Maluku, kata dia, harus aman dan nyaman sehingga investasi bisa masuk. Kata kunci Investasi ada 2 yakni keamanan dan kenyamanan. Sebab, jaminan investor dapat berinvestasi adalah suatu daerah tersebut aman dan nyaman.
“Kalau kita ini mendapatkan stigma bahwa Maluku itu suka berkelahi, bertikai, menyelesaikan persoalan dengan kekerasan, maka tidak akan pernah ada orang yang mau berinvestasi dan membangun Maluku. Dan ini juga tugas teman-teman semua yang ada di sini,” katanya.

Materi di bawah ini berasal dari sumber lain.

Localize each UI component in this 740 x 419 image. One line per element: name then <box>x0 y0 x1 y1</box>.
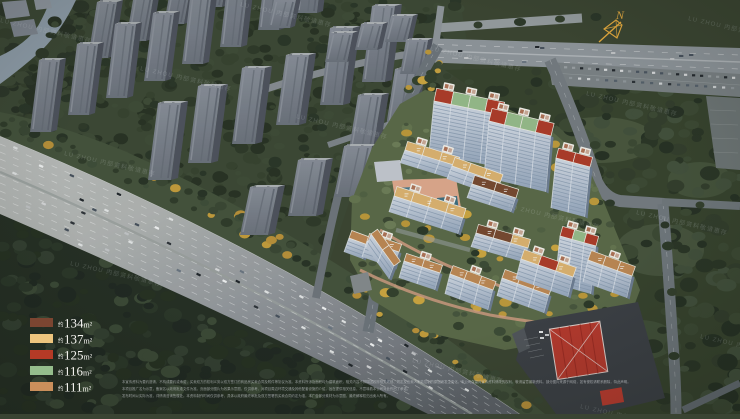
svg-text:发布时间以实际为准，详情请咨询售楼处。本资料制作时间仅供参考: 发布时间以实际为准，详情请咨询售楼处。本资料制作时间仅供参考，具体以政府最终审批… <box>122 393 390 398</box>
svg-text:本项目推广名为示意，备案名以政府批准文件为准。页面部分图片为: 本项目推广名为示意，备案名以政府批准文件为准。页面部分图片为效果示意图，仅供参考… <box>122 386 410 391</box>
svg-text:本宣传资料为要约邀请，不构成要约或承诺，买卖双方的权利义务以: 本宣传资料为要约邀请，不构成要约或承诺，买卖双方的权利义务以双方签订的商品房买卖… <box>122 379 631 384</box>
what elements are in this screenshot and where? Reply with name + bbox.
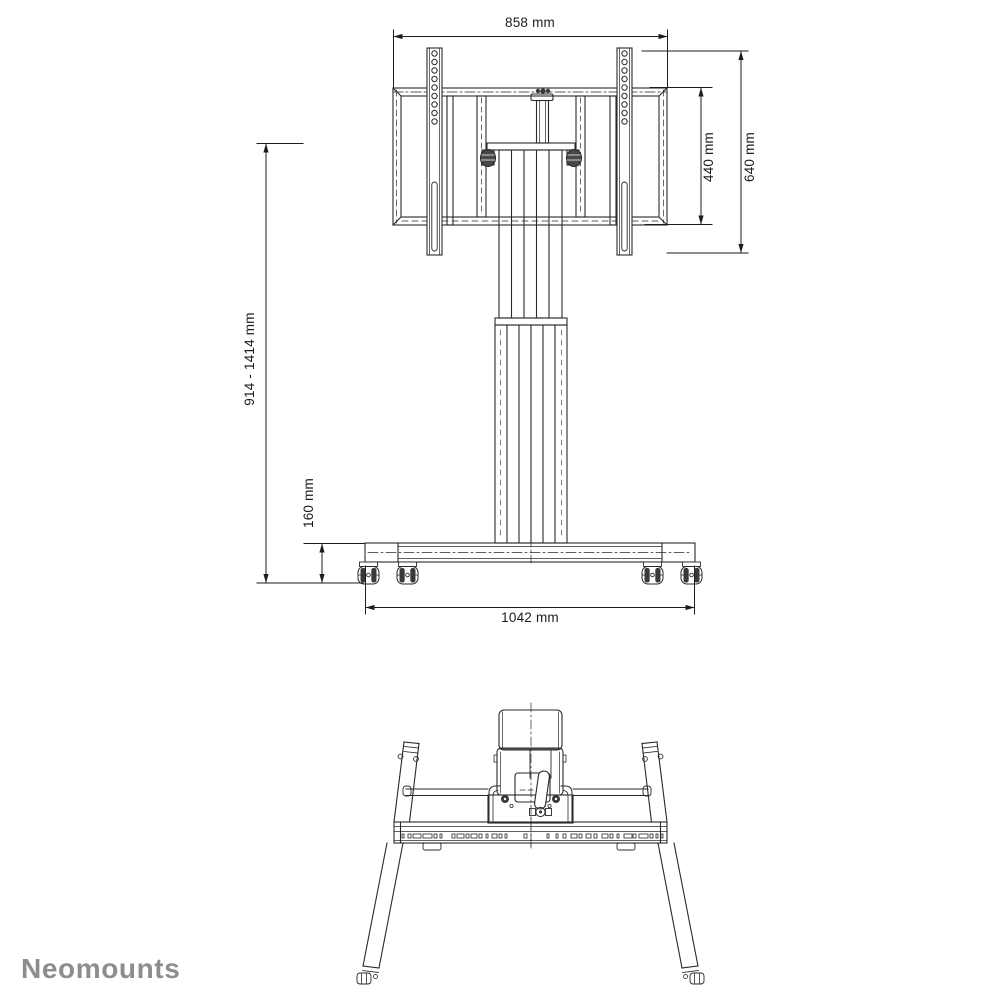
drawing-svg: 858 mm 440 mm 640 mm 914 - 1414 mm 160 m… [0, 0, 1004, 1004]
beam-hole [563, 834, 566, 838]
beam-hole [471, 834, 477, 838]
beam-hole [547, 834, 549, 838]
technical-drawing-page: 858 mm 440 mm 640 mm 914 - 1414 mm 160 m… [0, 0, 1004, 1004]
beam-hole [617, 834, 619, 838]
beam-hole [556, 834, 558, 838]
caster-top-right [684, 973, 705, 984]
beam-hole [624, 834, 632, 838]
base-beam-top [394, 817, 667, 850]
leg-upper-left [394, 742, 419, 822]
dim-label-base-height: 160 mm [301, 478, 316, 528]
caster-front-right-inner [642, 562, 663, 584]
vesa-rail-left [427, 48, 442, 255]
lift-column [481, 88, 582, 543]
front-view: 858 mm 440 mm 640 mm 914 - 1414 mm 160 m… [242, 15, 757, 625]
caster-front-left-outer [358, 562, 379, 584]
beam-hole [440, 834, 442, 838]
dim-label-overall-height: 914 - 1414 mm [242, 312, 257, 405]
beam-hole [402, 834, 404, 838]
vesa-rail-right [617, 48, 632, 255]
dimension-lines [257, 30, 748, 614]
beam-hole [466, 834, 469, 838]
beam-hole [408, 834, 411, 838]
leg-lower-left [357, 843, 403, 984]
top-view [357, 703, 704, 984]
dim-label-bracket-width: 858 mm [505, 15, 555, 30]
beam-hole [423, 834, 432, 838]
beam-hole [650, 834, 653, 838]
beam-hole [571, 834, 577, 838]
beam-hole [639, 834, 648, 838]
beam-hole [499, 834, 502, 838]
beam-hole [586, 834, 591, 838]
beam-hole [594, 834, 597, 838]
tilt-knob-right [567, 150, 582, 167]
tilt-knob-left [481, 150, 496, 167]
caster-top-left [357, 973, 378, 984]
beam-hole [610, 834, 613, 838]
dim-label-bracket-height: 440 mm [701, 132, 716, 182]
beam-hole [661, 834, 663, 838]
dim-label-mount-rail-height: 640 mm [742, 132, 757, 182]
beam-hole [434, 834, 437, 838]
beam-hole-row [402, 834, 663, 838]
beam-hole [656, 834, 658, 838]
leg-upper-right [642, 742, 667, 822]
beam-hole [505, 834, 507, 838]
leg-lower-right [658, 843, 704, 984]
beam-hole [479, 834, 482, 838]
dim-base-height [304, 544, 364, 584]
dim-label-base-width: 1042 mm [501, 610, 559, 625]
beam-hole [602, 834, 608, 838]
caster-front-left-inner [397, 562, 418, 584]
caster-front-right-outer [681, 562, 702, 584]
beam-hole [486, 834, 488, 838]
neomounts-logo: Neomounts [21, 953, 180, 985]
beam-hole [457, 834, 464, 838]
beam-hole [452, 834, 455, 838]
beam-hole [524, 834, 527, 838]
beam-hole [492, 834, 497, 838]
beam-hole [579, 834, 582, 838]
beam-hole [633, 834, 636, 838]
dim-mount-rail-height [642, 51, 748, 253]
beam-hole [413, 834, 421, 838]
lift-column-top [488, 710, 573, 823]
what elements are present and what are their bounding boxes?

Orang nomor 1 Polda Maluku ini berharap bantuan dari para OKP untuk bersama-sama menjaga keamanan dan membangun daerah ini.
“Budaya kekerasan ini harus dihentikan. Teman-teman saya minta bantu, menghentikan kekerasan di Maluku. Ketahanan mental masyarakat harus dijaga,” katanya.
Maluku, lanjut Kapolda, kaya akan keindahan alam. Potensi ini bisa mendatangkan wisatawan untuk mendongkrak pendapatan daerah.
“Wisata alam itu kuncinya ada 2. Wilayah itu harus aman dan nyaman. Jangan orang baru datang kopornya udah hilang, diajak berkelahi. Apalagi sudah ada medsos, maka langsung viral “guys, baru turun saja kopor ilang guys” berarti selesai, orang tidak akan datang lagi,” harapnya.
Olehnya itu, Jenderal bintang 2 Polri ini mengajak para OKP dan berbagai pihak lainnya untuk bersinergi menyelesaikan permaslahan di Maluku.